Models for Prediction

Random Forest Model

The random forest model is a tree-based model that uses bootstrap aggregation to utilize the results of multiple trees that use different subsets of explanatory variables. The result is that random forest models can tell which variables provide the most explanatory power (summarized in their purity scores.)

Variable Importance

The most important variables in the model to determine salary are the simplified position title, worker experience, the year, employer, the number of students/faculty, and, at the end, the proportion of international students.

Inspect Failed Predictions

The difference between the predicted values and the actual salary in the test set shows the model’s errors. In this section, we examine the characteristics of the larger errors to get some sense of how we can improve the model. In particular, we examine cases where the predicted and actual differences are more than three standard deviations away from the average.

The histogram of the number of observations shows that the model tends to predict poorly for just a single period of a person’s work career. It could be that these observations are from people who have just appeared in the data once. There are comparatively few cases where a person’s salary was poorly predicted over two periods. (In a few cases, it seems the model did poorly for ten periods.)

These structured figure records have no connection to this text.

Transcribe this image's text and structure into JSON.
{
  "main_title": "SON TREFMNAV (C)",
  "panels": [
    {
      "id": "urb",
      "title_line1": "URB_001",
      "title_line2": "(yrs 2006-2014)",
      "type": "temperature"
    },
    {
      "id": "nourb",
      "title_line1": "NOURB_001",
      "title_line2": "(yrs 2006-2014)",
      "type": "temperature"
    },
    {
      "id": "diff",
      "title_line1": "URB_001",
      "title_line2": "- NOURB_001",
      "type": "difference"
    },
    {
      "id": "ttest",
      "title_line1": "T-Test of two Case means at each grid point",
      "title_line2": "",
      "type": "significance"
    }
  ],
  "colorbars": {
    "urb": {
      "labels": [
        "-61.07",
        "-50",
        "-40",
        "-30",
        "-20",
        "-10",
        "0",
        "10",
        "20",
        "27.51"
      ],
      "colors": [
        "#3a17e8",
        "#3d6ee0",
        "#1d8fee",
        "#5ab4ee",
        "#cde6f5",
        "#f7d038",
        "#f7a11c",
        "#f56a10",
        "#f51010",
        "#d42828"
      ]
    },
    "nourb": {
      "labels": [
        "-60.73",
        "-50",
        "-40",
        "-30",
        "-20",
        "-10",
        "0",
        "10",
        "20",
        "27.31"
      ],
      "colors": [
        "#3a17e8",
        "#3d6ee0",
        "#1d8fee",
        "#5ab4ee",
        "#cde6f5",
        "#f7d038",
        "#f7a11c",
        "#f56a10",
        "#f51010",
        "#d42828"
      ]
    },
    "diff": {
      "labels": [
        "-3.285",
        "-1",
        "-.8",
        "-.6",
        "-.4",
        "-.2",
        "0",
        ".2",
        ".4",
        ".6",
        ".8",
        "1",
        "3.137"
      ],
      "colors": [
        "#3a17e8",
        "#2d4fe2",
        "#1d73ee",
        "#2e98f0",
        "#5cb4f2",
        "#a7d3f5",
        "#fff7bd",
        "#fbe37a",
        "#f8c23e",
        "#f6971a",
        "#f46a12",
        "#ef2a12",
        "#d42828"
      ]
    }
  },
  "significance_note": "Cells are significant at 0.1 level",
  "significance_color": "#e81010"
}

The table relating the number of outliers by job title clearly shows that the ‘Other’ category provides less value to the model. A noticeable improvement would be adjusting the code that assigns simplified titles to provide somewhat more granularity. There may also be cause to revisit other simplified job titles that performed poorly. Of interest is the President’s job title. It seems likely that there is a fair amount of variation between colleges in terms of what Presidents and other high-level administrators are paid.

The table relating the number of outliers by college shows that the largest colleges in the province (Humber, Sheridan, Seneca, and George Brown) have many highly paid people on staff, which the model fails to predict well. More investigation is warranted to see if there is a close relationship here.

Number Of Outliers By Job Title
TitleCount
Other65
President29
Director25
Dean15
Officer11
Professor10
VP4

Gradient Boosting Machine (GBM)

Gradient boosting is similar to the Random Forest models in that it also utilizes many decision trees to develop a model. Random Forests use a bagging approach or bootstrap aggregation of many decision trees. Many, many decision trees are aggregated to find the best result.

Gradient boosting machines also build an ensemble of shallow trees, but it does so in sequence, with each tree learning and improving on the previous one. Shallow trees are weak predictive models because they tend to overfit on the training data. However, many trees can be “boosted” to produce a robust model in which they are treated as a committee. When properly tuned, such models are often hard to beat with other algorithms.

Variable Importance

The GBM also shows the most important variables. The simplified title (title2), work experience, and the year are again the top explanatory variables. The measure of the student population, the college, and the proportion of international Indian students follows.

[00:47:41] WARNING: src/learner.cc:767: Parameters: { “rmse”, “trees” } are not used.

Testing Prediction Results

RMSE for: OLS:0.0918 FE:0.1221 RF:0.0907 BE:0.0923 The ensemble (equal weighted) model RMSE is: 0.0878 XGB RMSE is: 0.09099

Conclusions

The Ontario Sunshine List is a unique resource of Ontario public servant salaries that exceed $100,000. I’ve used this data to construct both inferential and predictive models. By merging the data with college enrollment data, I found that a simplified job title, year, and employee work experience go a long way to explaining job salaries. Interestingly, colleges with a large proportion of international students from India tend to pay their staff worse, all other things being equal.

The predictive tree-based models, including random forest and gradient boosting machines, are better at predicting salaries based on the training data. Additional work should be done to choose improved, simplified titles that would likely improve the models. Overall, an ensemble method outperformed any single model.